Last night was hard work all the way, we worked long hours to finish soldering and mounting the circuit on the board. We also finished the fabrication of the battery holder.
We also attached the sensors to the circuit board.
And 3D printed the Battery holder. (Files available for download)
We hadn't succeeded to complete the circuitry throughout the day so we had been researching and trying again and again.
We asked for help everywhere.
We discussed quite a lot of things and went over many principles. And finally, we made a plan !
Going through the decided plan was much easier and then we had a working circuit ! Here is a video explaining it.
To continue on the path that we left yesterday, that is to improve the form-fitting of the prosthetic. After lunch we started working on this problem.
We started by brainstorming some ideas for how to fix the problem.
The use of straps was concluded from the discussion. We interviewed the end user on where the straps should be attached.
We also had to refine and add to the existing prototype to implement the straps more efficiently.
Then we finally had the straps attached to both the prototypes as required.
This Tuesday morning we had to start with the electronics required for the functioning of the Prosthetic hand. We started by looking at existing components.
We started to make the circuitry as per the scheme A and scheme B documents. Every component was in working condition, so we started by making the smartphone charging function and it worked.
Although this was successful, we could not get the function of the circuit to be able to charge the batteries due to a voltage difference of the input (5 V) and the battery (3.7 V).
So currently we are still trying to figure out a solution to this problem via research and discussions.
After the successful first prototype for Nico, we started with our second prototype for Mahendera.

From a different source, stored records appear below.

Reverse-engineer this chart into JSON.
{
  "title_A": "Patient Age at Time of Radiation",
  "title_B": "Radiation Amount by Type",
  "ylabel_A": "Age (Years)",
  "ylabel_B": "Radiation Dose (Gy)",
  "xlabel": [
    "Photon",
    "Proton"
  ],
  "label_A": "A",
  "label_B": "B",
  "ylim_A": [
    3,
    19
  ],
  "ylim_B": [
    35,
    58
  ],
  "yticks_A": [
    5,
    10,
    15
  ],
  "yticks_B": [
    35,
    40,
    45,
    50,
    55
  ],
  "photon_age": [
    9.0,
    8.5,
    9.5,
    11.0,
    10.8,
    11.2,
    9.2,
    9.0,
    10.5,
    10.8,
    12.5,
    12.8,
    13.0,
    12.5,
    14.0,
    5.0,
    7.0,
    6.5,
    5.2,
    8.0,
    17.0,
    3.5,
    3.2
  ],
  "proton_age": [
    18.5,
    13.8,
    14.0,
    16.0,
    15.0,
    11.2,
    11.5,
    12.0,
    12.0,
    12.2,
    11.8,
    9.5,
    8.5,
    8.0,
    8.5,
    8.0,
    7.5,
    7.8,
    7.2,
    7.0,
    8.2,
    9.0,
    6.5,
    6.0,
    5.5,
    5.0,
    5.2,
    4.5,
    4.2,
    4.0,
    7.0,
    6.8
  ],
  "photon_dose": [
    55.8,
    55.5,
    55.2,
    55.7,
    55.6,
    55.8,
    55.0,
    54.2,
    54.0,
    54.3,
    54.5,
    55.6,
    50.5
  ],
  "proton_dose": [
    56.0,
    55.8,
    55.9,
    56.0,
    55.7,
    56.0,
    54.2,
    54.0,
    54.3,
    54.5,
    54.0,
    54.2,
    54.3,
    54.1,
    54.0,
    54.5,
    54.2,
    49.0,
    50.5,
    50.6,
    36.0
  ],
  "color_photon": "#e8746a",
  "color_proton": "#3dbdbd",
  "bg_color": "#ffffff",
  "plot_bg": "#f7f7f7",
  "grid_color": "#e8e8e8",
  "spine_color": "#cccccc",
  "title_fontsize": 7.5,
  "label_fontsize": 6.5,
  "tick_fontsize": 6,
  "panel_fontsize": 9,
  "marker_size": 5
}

This was a slightly different challenge as this time the length of the rib was slightly less than that of Nico. So we had to approach this one differently.
1. We started by trying to acknowledge and observe the problem in hand.
2. We had a brainstorming session to consider various ideas.
3. Instead of wasting any further time, we then decided to try out the basic method first. So we started with measurements.
4. Then we went through the cutting, heating and moulding the thermoplastic as with the first prototype.
5. Even though the socket was form fitted but still the initial problem existed. So we had to add some supports.
6. The second prototype was not as successful as the first one, though it leaves us with insights on solving this problem tomorrow.
So for today, goodnight!
With the Ideation process done, we moved on to prototyping. The Thermoplastic Sheet was to be used to form the socket and join it to the already 3d Printed Wrist.
1. We started the process by taking the measurements.
2. With the dimensions in hand the first template was in progress.
3. After a hearty lunch, we started heating the thermoplastic.
4. Then we had to quickly shape the mould until it was malleable.
5. We attached the Socket to the already 3D printed wrist.
6. And finally we had the first prototype in hand.
We start the process for designing a socket for a prosthetic arm by realising ideas on paper, these are some of the initial ideas that we took forward to prototyping. The step of defining the process of execution for the prototype is also something that we've started to do. Expect to see prototypes soon.
Measure the circumference of the arm at two points between which the prosthetic arm socket has to be attached.
Mark and then cut the Thermoplastic material as per the earlier measured dimensions.
Use a heat gun to heat the sized Thermoplastic material until it is malleable enough to apply.